The letter did not stop at formally accusing Blizzard of committing human rights abuses; it goes on to make several demands of the company to remedy the situation. For blitzchung and the casters simple reinstatement and a full reversal is not enough. Restitution is called for and appear to be the standard the community has been looking for as to what should be expected of Blizzard.
“In support of the right to freedom of expression, we urge you to reverse the penalties Blizzard imposed on the player and stream casters, and to provide restitution. ”
Anyone following any controversies in gaming will know how companies keep their rules intentionally vague as to be able to selectively enforce them when and how they see fit. Now a human rights organization has called Blizzard out on this practice demanding clarification and answers to questions into their operations.
In addition, and in the understanding that our civil society organization and others support your ongoing efforts to meet your corporate responsibility, we ask you to clarify Blizzard’s policies, 11 OCTOBER 2019 including how Blizzard determines when and whether to exercise its discretion. Please answer these questions:
Does Blizzard commit to respect the freedom of expression of its stakeholders, including players and stream casters?
What oversight does Blizzard’s leadership exercise over how the company’s policies and practices impact players’ freedom of expression and other human rights?
Who is responsible for interpreting and enforcing the Competition Rules?
What procedures do Blizzard employees follow in determining whether its rules have been violated?
What channels are available to stakeholders, including players, to appeal determinations and comment on the Competition Rules?

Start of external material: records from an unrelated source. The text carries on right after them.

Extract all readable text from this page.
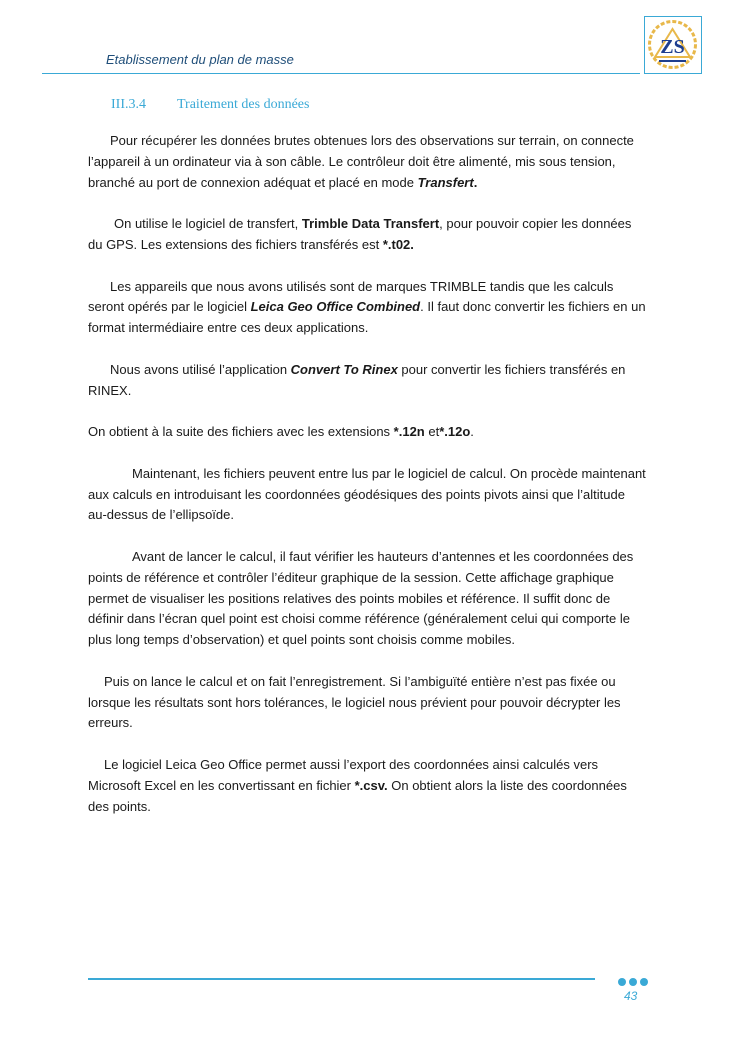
Etablissement du plan de masse
ZS
III.3.4 Traitement des données

Pour récupérer les données brutes obtenues lors des observations sur terrain, on connecte l’appareil à un ordinateur via à son câble. Le contrôleur doit être alimenté, mis sous tension, branché au port de connexion adéquat et placé en mode Transfert.

On utilise le logiciel de transfert, Trimble Data Transfert, pour pouvoir copier les données du GPS. Les extensions des fichiers transférés est *.t02.

Les appareils que nous avons utilisés sont de marques TRIMBLE tandis que les calculs seront opérés par le logiciel Leica Geo Office Combined. Il faut donc convertir les fichiers en un format intermédiaire entre ces deux applications.

Nous avons utilisé l’application Convert To Rinex pour convertir les fichiers transférés en RINEX.

On obtient à la suite des fichiers avec les extensions *.12n et*.12o.

Maintenant, les fichiers peuvent entre lus par le logiciel de calcul. On procède maintenant aux calculs en introduisant les coordonnées géodésiques des points pivots ainsi que l’altitude au-dessus de l’ellipsoïde.

Avant de lancer le calcul, il faut vérifier les hauteurs d’antennes et les coordonnées des points de référence et contrôler l’éditeur graphique de la session. Cette affichage graphique permet de visualiser les positions relatives des points mobiles et référence. Il suffit donc de définir dans l’écran quel point est choisi comme référence (généralement celui qui comporte le plus long temps d’observation) et quel points sont choisis comme mobiles.

Puis on lance le calcul et on fait l’enregistrement. Si l’ambiguïté entière n’est pas fixée ou lorsque les résultats sont hors tolérances, le logiciel nous prévient pour pouvoir décrypter les erreurs.

Le logiciel Leica Geo Office permet aussi l’export des coordonnées ainsi calculés vers Microsoft Excel en les convertissant en fichier *.csv. On obtient alors la liste des coordonnées des points.

43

The letter concludes with the sentiment that Access Now looks forward to their reply. After direct questions that gamers have been wanting to know for years not just of Blizzard but other institutions such as Twitch, Social Media Companies, Youtube and numerous other video game companies, it is a sentiment the entire community should share.
As the industry buddied with big and foreign money, delving into political connections where it had previously stood without partisanship and gamer focused, the industry has gradually become worse and more unrecognizable. Gradually they have left few lines uncrossed and regulators have taken notice. While the industry is under a microscope, Blizzard exposed to the world the level at which the industry was selling out any moral standards and human rights for Chinese money. How far Tencent had stretched its reach into numerous companies, a topic that was previously shunned, is now openly discussed.
Blizzard will likely continue to fight this. What will unfold now is up to time to reveal, but one has to wonder how long until China aims to distance themselves from the fiasco to protect themselves in upcoming trade negotiations and their Olympic 2022 prospects?